O líder que inspira pelo exemplo: Srna presenteia fã com síndrome de Down
Um líder nato se destaca em meio ao grupo. Pode impor respeito por diversos métodos, mas geralmente conquista seu posto sem ser questionado quando sua conduta serve de exemplo aos demais. Darijo Srna, na teoria, pode não parecer o dono de um perfil para ser capitão em campo. Emotivo demais, intenso demais, mais coração do que razão. A lógica, porém, se rende a um adjetivo que carrega a essência da idolatria. Por sua história dentro e, principalmente, fora dos gramados, o croata alcançou um status raro no esporte e na vida: ser inspirador.
Neste sábado, Srna interrompeu a correria da preparação croata para o jogo de abertura da Copa, contra o Brasil, simplesmente para inspirar. Ainda suado após o treinamento, parou por dois minutos para conhecer João Ulisses Bahia – que, assim com o irmão do atleta, tem síndrome de Down.

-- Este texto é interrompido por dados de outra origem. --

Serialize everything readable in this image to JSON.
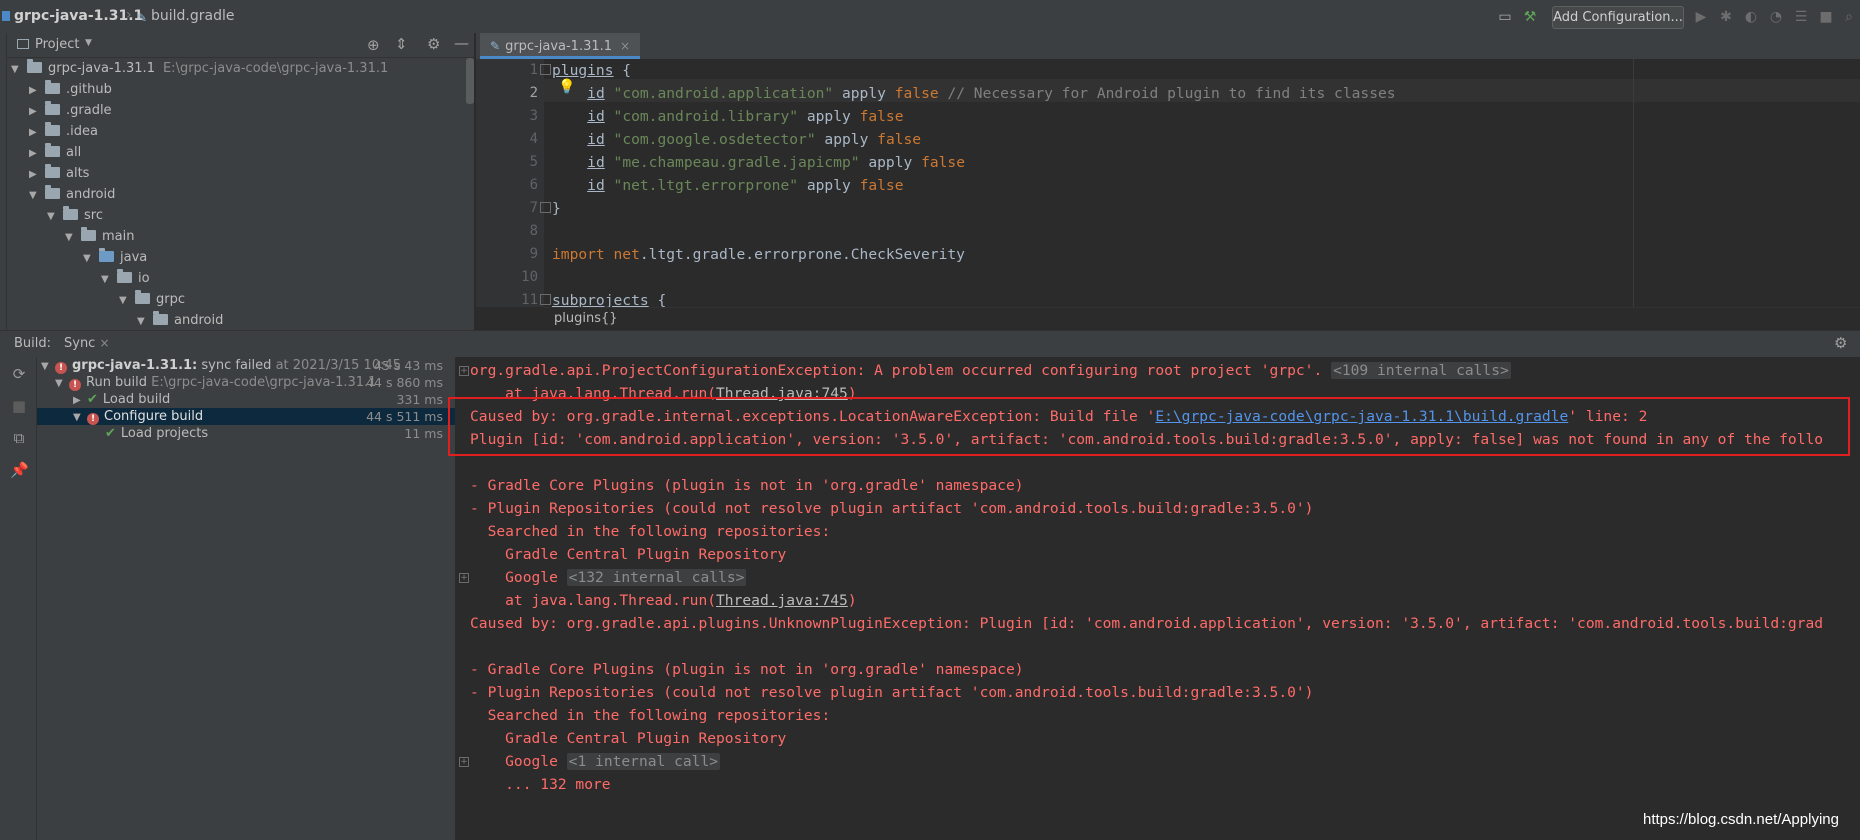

Filho de um órfão da Segundo Guerra Mundial e muito humilde na infância, Srna se apegou à família como base para correr atrás de seus sonhos. Sempre foi muito emotivo – e chegou a ser criticado nos gramados justamente pela intensidade desmedida de seus sentimentos. Nunca teve vergonha de expô-los e cansou de chorar em público nas derrotas. Em todos os momentos, bons ou ruins, sempre fez questão de mostrar o orgulho que sente do irmão Igor. Tanto que tatuou o nome dele no lado esquerdo do peito e o homenageia com frequência quando calha de balançar as redes.
A devoção ao irmão tornou Srna uma pessoa mais paciente, mais preocupada com os outros. Passou a ajudar instituições e comandar ações avulsas para alegrar àqueles que nem conhece. Repetidas vezes bancou pequenas fortunas para que órfãos pudessem ir a um estádio de futebol e ter um dia de diversão.
Neste sábado, foi a vez de esbanjar simpatia, se arriscar no português e levar um sorriso a João. Com 32 anos, mesma idade do jogador, o baiano frequenta a unidade profissionalizante da Apae (Associação de Pais e Amigos dos Excepcionais) de Salvador. No rápido encontro, João ficou tão emocionado que perdeu as palavras que havia ensaiado enquanto assistia ao treinamento croata. Ganhou de Srna uma mini bola autografada para levar para casa e recebeu uma camisa oficial com a assinatura de todos os atletas para ser leiloada e arrecadar verba para a instituição.
– Eu tenho essa relação especial com quem tem síndrome de Down por causa do meu irmão.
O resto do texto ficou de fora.